The method of claim 10,
The plurality of action guidelines,
Includes mission continuation guidelines and return guidelines;
The return point determination model,
When the determined action guideline is the mission continuation guideline, the position of the ship is moved to the next point,
and if the determined action guideline is the return guideline, returning the ship's position to a return point.
The method of claim 14,
The return point determination model,
If the ship's position measured at a specific point in time does not pass the turning point on the preset route, the ship's position measured at the specific point in time passes through the turning point on the route to the preset return point, so that the ship can consume and moving the ship to a next point based on the mission continuation guideline if the expected fuel amount is less than or equal to the remaining fuel amount at the specific point in time.
The method of claim 14,
The return point determination model,
When the amount of fuel expected to be consumed by the ship to navigate from the location of the ship measured at a specific point in time to a preset return point is equal to or greater than the amount of remaining fuel at the specific point in time, returning the ship based on the return guideline.

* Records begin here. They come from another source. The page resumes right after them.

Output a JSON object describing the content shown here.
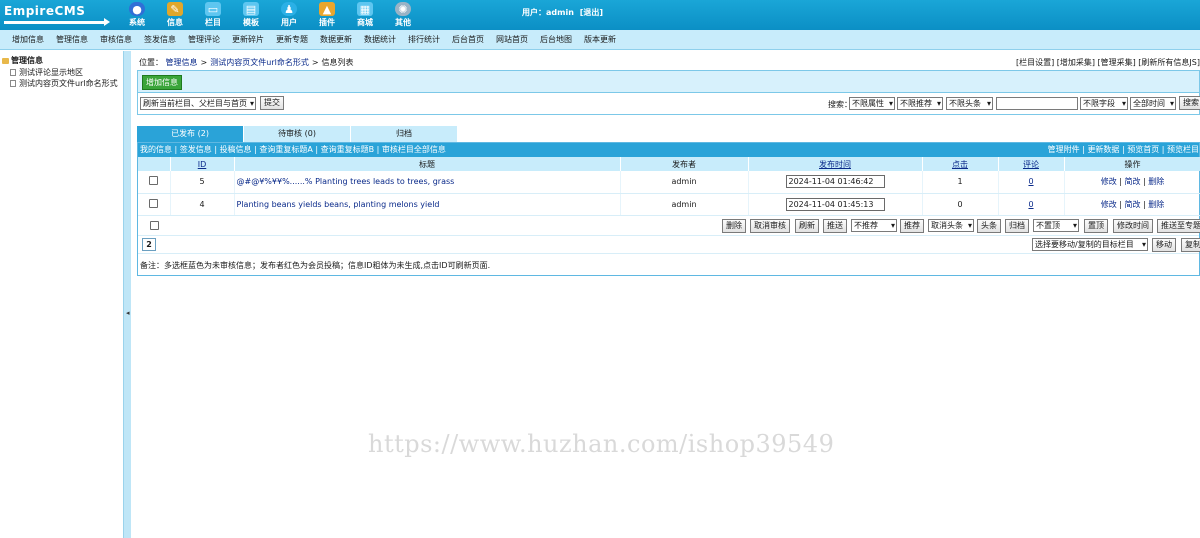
{
  "brand": {
    "logo_text": "EmpireCMS"
  },
  "topnav": [
    {
      "label": "系统",
      "icon": "globe-icon",
      "color": "#2f6fd6"
    },
    {
      "label": "信息",
      "icon": "pencil-icon",
      "color": "#e1a72b"
    },
    {
      "label": "栏目",
      "icon": "folder-icon",
      "color": "#5ec6f0"
    },
    {
      "label": "模板",
      "icon": "template-icon",
      "color": "#5ec6f0"
    },
    {
      "label": "用户",
      "icon": "user-icon",
      "color": "#2bb0e6"
    },
    {
      "label": "插件",
      "icon": "plugin-icon",
      "color": "#e9a62d"
    },
    {
      "label": "商城",
      "icon": "shop-icon",
      "color": "#5ec6f0"
    },
    {
      "label": "其他",
      "icon": "gear-icon",
      "color": "#9ab3c6"
    }
  ],
  "user": {
    "prefix": "用户：",
    "name": "admin",
    "logout": "[退出]"
  },
  "subnav": [
    "增加信息",
    "管理信息",
    "审核信息",
    "签发信息",
    "管理评论",
    "更新碎片",
    "更新专题",
    "数据更新",
    "数据统计",
    "排行统计",
    "后台首页",
    "网站首页",
    "后台地图",
    "版本更新"
  ],
  "tree": {
    "root": "管理信息",
    "nodes": [
      "测试评论显示地区",
      "测试内容页文件url命名形式"
    ]
  },
  "breadcrumb": {
    "label": "位置：",
    "parts": [
      "管理信息",
      "测试内容页文件url命名形式",
      "信息列表"
    ],
    "sep": ">"
  },
  "toplinks": "[栏目设置] [增加采集] [管理采集] [刷新所有信息JS]",
  "add_button": "增加信息",
  "filter": {
    "refresh_select": "刷新当前栏目、父栏目与首页",
    "submit": "提交",
    "search_label": "搜索：",
    "attr_select": "不限属性",
    "recommend_select": "不限推荐",
    "headline_select": "不限头条",
    "search_value": "",
    "field_select": "不限字段",
    "time_select": "全部时间",
    "search_button": "搜索"
  },
  "tabs": [
    "已发布 (2)",
    "待审核 (0)",
    "归档"
  ],
  "list_links_left": [
    "我的信息",
    "签发信息",
    "投稿信息",
    "查询重复标题A",
    "查询重复标题B",
    "审核栏目全部信息"
  ],
  "list_links_right": [
    "管理附件",
    "更新数据",
    "预览首页",
    "预览栏目"
  ],
  "columns": {
    "id": "ID",
    "title": "标题",
    "publisher": "发布者",
    "time": "发布时间",
    "clicks": "点击",
    "comments": "评论",
    "ops": "操作"
  },
  "rows": [
    {
      "id": "5",
      "title": "@#@¥%¥¥%......% Planting trees leads to trees, grass",
      "publisher": "admin",
      "time": "2024-11-04 01:46:42",
      "clicks": "1",
      "comments": "0",
      "ops": [
        "修改",
        "简改",
        "删除"
      ]
    },
    {
      "id": "4",
      "title": "Planting beans yields beans, planting melons yield",
      "publisher": "admin",
      "time": "2024-11-04 01:45:13",
      "clicks": "0",
      "comments": "0",
      "ops": [
        "修改",
        "简改",
        "删除"
      ]
    }
  ],
  "toolbar": {
    "delete": "删除",
    "unaudit": "取消审核",
    "refresh": "刷新",
    "push": "推送",
    "recommend_select": "不推荐",
    "recommend": "推荐",
    "headline_select": "取消头条",
    "headline": "头条",
    "archive": "归档",
    "top_select": "不置顶",
    "top": "置顶",
    "modtime": "修改时间",
    "push_special": "推送至专题"
  },
  "pagerow": {
    "page": "2",
    "move_select": "选择要移动/复制的目标栏目",
    "move": "移动",
    "copy": "复制"
  },
  "note": "备注：多选框蓝色为未审核信息；发布者红色为会员投稿；信息ID粗体为未生成,点击ID可刷新页面.",
  "watermark": "https://www.huzhan.com/ishop39549"
}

Computing device.
The method of claim 14,
The return point determination model,
When an external impact event caused by an obstacle or an enemy is detected based on the external factor state data at the current time point, the ship is operated based on the return guideline;
and moving the ship to a next point based on the mission continuation guideline when the external shock event is not detected.
The method of claim 14,
The one or more programs,
When the determined action guideline is the mission continuation guideline, a command for re-receiving ship state data and external factor data at a time point when a predetermined unit time has elapsed from the current time point; and
Further comprising a command for re-entering the re-received ship state data and external factor data into the return time determination model and updating the elapsed time point to a current time point to determine again whether to return the ship at the updated current time point. Computing device further comprising a command.